Court Opinion

ID: 1721960
Source: CourtListenerOpinion
Date Created: 2013-10-30 07:14:28.566821+00
Date Added: 2024-06-11T10:23:21.357672
License: Public Domain

593 S.W.2d 424 (1980)
Robert W. BELL, II, Appellant,
v.
Jan Alma BELL, Appellee.
No. A2204.
Court of Civil Appeals of Texas, Houston (14th Dist.).
January 23, 1980.
*425 Charles E. Martin, Martin & Martin, Houston, for appellant.
J. W. Lowes, III, Lowes, Walters & Swint, Martina Staples, Houston, for appellee.
Before J. CURTISS BROWN, C. J., and MILLER and PAUL PRESSLER, JJ.
MILLER, Justice.
Appellant Robert W. Bell complains in this divorce case that the trial court erred in (1) awarding his wife the family homestead thus making what appellant claims is an unfair division of the couple's community property, and (2) admitting the opinion of a caseworker for the Family Court Services of Harris County as to which of the parties should be the managing conservator of the parties' child, Davin. We affirm in part and reverse and remand in part.
The parties were married on January 5, 1975, and separated on November 18, 1977, and are the parents of one child. The wife has admitted that appellant used $15,000.00 of his separate funds as a down payment on the home the couple purchased after their marriage at a total cost of $62,000.00. The home was stipulated to have a value of $85,500.00 at the time of trial, and was then subject to a $46,500.00 mortgage. The balance of the community estate consisted of several shares of International Business Machines Company stock, three automobiles of which two were of small value, and various items of personal property. Two issues were submitted to a jury. In the first the jury agreed with a caseworker for the Family Court Services of Harris County, Sylvia Howard, in deciding the wife should be managing conservator of the child. Answering the second issue, the jury recommended that the couple's community property be divided 60% to the wife and 40% to the husband.
The court decreed an item by item division of the couple's personal property, awarded the homestead to the wife, and appointed her managing conservator.
Tex.Fam.Code Ann. § 3.63 (Vernon 1975) gives to the trial court wide discretion in making division of the property of the parties. There is no requirement that such division be equal, and, unless there is a clear abuse of discretion, appellate courts will not overrule the trial court's allocation. Bell v. Bell, 513 S.W.2d 20 (Tex. Sup.1974). We cannot say that in this case there has been an abuse of discretion in the total value of the distribution to each party, in light of their respective earning powers, capacities and abilities.
*426 Having said that, we must still hold that there is error in the distribution. It is settled law in Texas that the character of marital property is determined by those conditions which exist at the inception of title. Strong v. Garrett, 148 Tex. 265, 224 S.W.2d 471 (1949). Where property is purchased partly with separate cash and partly with community credit, there comes into existence a tenancy in common between the separate and community estates in the proportion that each bears to the total purchase price. Gleich v. Bongio, 128 Tex. 606, 99 S.W.2d 881 (Tex.Comm'n App.1937, opinion adopted). Further, the trial court has no discretion to take the fee to separate real property of one party and give it to the other party. Eggemeyer v. Eggemeyer, 554 S.W.2d 137 (Tex.Sup.1977). It follows that the trial court erred by allocating the entire fee to the homestead to the wife, when the husband's separate estate was entitled to 15/62nds thereof.
In his other point of error, appellant complains that the court below erred in allowing Ms.
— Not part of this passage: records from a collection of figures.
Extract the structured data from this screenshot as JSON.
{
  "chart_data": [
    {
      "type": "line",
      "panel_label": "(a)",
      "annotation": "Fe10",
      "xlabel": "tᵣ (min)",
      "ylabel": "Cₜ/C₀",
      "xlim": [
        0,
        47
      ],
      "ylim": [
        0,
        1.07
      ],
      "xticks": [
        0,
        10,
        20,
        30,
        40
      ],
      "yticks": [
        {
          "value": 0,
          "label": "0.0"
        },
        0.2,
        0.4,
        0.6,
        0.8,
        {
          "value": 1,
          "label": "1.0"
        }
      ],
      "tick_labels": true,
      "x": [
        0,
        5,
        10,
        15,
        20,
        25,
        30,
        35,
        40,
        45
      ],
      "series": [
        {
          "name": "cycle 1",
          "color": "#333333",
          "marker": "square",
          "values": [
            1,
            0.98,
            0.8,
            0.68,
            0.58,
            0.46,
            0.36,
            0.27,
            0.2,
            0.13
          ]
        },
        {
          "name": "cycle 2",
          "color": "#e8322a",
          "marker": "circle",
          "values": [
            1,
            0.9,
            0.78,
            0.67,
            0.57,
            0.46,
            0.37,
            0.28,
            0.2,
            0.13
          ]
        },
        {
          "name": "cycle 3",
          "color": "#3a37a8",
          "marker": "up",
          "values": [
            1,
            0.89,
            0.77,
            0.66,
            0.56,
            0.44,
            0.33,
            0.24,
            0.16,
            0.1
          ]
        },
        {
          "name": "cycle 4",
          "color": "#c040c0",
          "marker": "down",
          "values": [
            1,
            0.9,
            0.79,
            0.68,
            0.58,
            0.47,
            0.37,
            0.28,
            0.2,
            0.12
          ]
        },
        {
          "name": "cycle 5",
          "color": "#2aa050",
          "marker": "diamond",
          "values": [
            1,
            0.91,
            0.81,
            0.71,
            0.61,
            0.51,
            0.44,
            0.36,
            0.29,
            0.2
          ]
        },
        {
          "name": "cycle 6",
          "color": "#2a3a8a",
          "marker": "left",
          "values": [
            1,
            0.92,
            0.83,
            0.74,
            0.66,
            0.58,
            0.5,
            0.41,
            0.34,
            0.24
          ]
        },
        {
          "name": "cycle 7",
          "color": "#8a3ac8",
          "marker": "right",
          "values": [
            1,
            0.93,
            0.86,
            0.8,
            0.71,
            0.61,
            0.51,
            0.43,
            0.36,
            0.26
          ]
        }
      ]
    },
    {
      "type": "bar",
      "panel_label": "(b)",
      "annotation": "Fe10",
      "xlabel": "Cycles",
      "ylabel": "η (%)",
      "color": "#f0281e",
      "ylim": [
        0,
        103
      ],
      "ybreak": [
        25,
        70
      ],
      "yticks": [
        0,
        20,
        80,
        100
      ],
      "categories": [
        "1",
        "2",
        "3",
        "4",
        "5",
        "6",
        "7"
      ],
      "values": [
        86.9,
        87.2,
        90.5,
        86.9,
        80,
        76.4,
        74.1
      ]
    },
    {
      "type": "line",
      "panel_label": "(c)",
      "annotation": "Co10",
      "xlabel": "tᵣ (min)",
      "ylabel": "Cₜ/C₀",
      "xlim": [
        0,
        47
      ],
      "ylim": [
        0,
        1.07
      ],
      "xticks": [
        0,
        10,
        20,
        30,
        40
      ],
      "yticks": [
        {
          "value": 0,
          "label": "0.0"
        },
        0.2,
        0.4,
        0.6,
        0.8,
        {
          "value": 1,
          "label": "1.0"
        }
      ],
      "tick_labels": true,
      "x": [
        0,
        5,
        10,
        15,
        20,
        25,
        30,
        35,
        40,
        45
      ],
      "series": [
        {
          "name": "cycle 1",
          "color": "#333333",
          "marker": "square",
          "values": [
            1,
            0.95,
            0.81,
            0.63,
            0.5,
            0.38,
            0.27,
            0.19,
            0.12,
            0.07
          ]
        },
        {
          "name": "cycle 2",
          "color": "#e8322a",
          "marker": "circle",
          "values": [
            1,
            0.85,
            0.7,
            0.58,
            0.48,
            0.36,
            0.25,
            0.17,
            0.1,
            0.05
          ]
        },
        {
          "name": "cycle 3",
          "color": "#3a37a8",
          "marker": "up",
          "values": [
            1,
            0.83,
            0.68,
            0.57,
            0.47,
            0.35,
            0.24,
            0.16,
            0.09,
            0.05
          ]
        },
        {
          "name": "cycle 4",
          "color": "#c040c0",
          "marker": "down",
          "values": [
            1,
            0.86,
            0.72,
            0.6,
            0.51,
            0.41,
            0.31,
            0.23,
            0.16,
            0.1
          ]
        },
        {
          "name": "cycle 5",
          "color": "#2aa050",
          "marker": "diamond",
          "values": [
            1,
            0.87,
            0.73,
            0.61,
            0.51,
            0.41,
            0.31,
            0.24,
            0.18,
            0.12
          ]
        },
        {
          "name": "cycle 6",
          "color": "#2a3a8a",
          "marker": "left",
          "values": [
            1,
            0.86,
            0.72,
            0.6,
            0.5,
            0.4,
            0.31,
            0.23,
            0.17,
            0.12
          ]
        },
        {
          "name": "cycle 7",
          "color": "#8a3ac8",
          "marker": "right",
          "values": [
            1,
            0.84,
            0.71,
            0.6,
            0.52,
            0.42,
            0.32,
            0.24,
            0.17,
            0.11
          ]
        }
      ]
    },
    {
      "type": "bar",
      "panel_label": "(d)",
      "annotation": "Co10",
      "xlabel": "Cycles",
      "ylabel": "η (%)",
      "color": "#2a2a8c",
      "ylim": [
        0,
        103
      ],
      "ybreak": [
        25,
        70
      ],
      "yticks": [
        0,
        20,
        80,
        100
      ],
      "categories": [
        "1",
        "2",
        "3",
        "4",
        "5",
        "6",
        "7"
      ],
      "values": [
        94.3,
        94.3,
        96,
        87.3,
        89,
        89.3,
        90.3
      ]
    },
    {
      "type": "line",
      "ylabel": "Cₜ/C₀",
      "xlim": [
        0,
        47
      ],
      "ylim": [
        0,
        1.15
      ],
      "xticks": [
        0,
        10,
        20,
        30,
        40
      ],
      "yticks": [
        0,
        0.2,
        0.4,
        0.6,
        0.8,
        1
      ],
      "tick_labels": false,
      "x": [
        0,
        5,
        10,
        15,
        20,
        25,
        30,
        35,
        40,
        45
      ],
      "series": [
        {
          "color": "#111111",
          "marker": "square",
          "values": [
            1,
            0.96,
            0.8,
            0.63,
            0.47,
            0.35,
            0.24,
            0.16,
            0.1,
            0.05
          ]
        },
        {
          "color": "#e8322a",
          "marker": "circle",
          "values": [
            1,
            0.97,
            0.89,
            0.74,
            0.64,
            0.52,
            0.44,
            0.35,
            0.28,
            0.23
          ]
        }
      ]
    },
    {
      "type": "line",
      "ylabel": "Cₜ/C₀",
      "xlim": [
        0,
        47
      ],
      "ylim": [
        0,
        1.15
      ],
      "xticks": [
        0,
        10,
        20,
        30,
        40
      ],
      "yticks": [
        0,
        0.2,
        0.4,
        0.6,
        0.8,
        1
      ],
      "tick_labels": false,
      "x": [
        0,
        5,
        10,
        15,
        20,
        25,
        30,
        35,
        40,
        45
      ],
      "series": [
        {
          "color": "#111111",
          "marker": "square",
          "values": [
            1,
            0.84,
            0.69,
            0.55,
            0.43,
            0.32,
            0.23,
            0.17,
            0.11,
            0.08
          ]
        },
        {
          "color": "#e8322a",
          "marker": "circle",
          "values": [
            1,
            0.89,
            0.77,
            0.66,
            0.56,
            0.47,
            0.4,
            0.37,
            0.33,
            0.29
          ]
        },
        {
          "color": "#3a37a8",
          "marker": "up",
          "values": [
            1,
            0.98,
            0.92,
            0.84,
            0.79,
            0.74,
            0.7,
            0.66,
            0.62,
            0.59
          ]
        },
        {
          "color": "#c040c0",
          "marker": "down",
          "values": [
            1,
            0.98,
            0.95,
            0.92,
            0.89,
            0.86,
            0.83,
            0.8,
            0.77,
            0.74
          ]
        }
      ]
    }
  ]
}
Howard to testify as an expert, and to offer her opinion that the welfare of the child would be best served by naming the wife the managing conservator.
Ms. Howard is a court investigator for the Family Court Services Division of the Juvenile Probation Department of Harris County, Texas. She holds a bachelor's degree in sociology and had been employed by the Family Court Services for approximately two and a half years at the time of trial, during which time she completed an average of four cases a month. She did a study of the case, in the course of which she interviewed both parties, and investigated in some detail the background of each. The trial court has broad discretion in determining whether a witness is qualified to testify as an expert, and this discretion is not subject to review in the absence of clear abuse. 2 McCormick & Ray, Texas Evidence, § 1400, p. 233 (2d ed. 1956). We hold that the trial court did not abuse its discretion in accepting Ms. Howard as an expert.
If in the sound discretion of the trial judge the opinion of an expert witness will aid the jury in its attempt to determine the truth, that opinion is admissible. Barker v. Dunham, 551 S.W.2d 41 (Tex.Sup.1977).
There was overwhelming evidence before the jury that the child's best interest would be served by his living with his mother, without the testimony of the case worker. Were there error in admitting her testimony, such error was harmless.
The judgment of the court below with regard to the division of the property is reversed and remanded for further proceedings in light of this opinion. All other parts of that judgment are affirmed.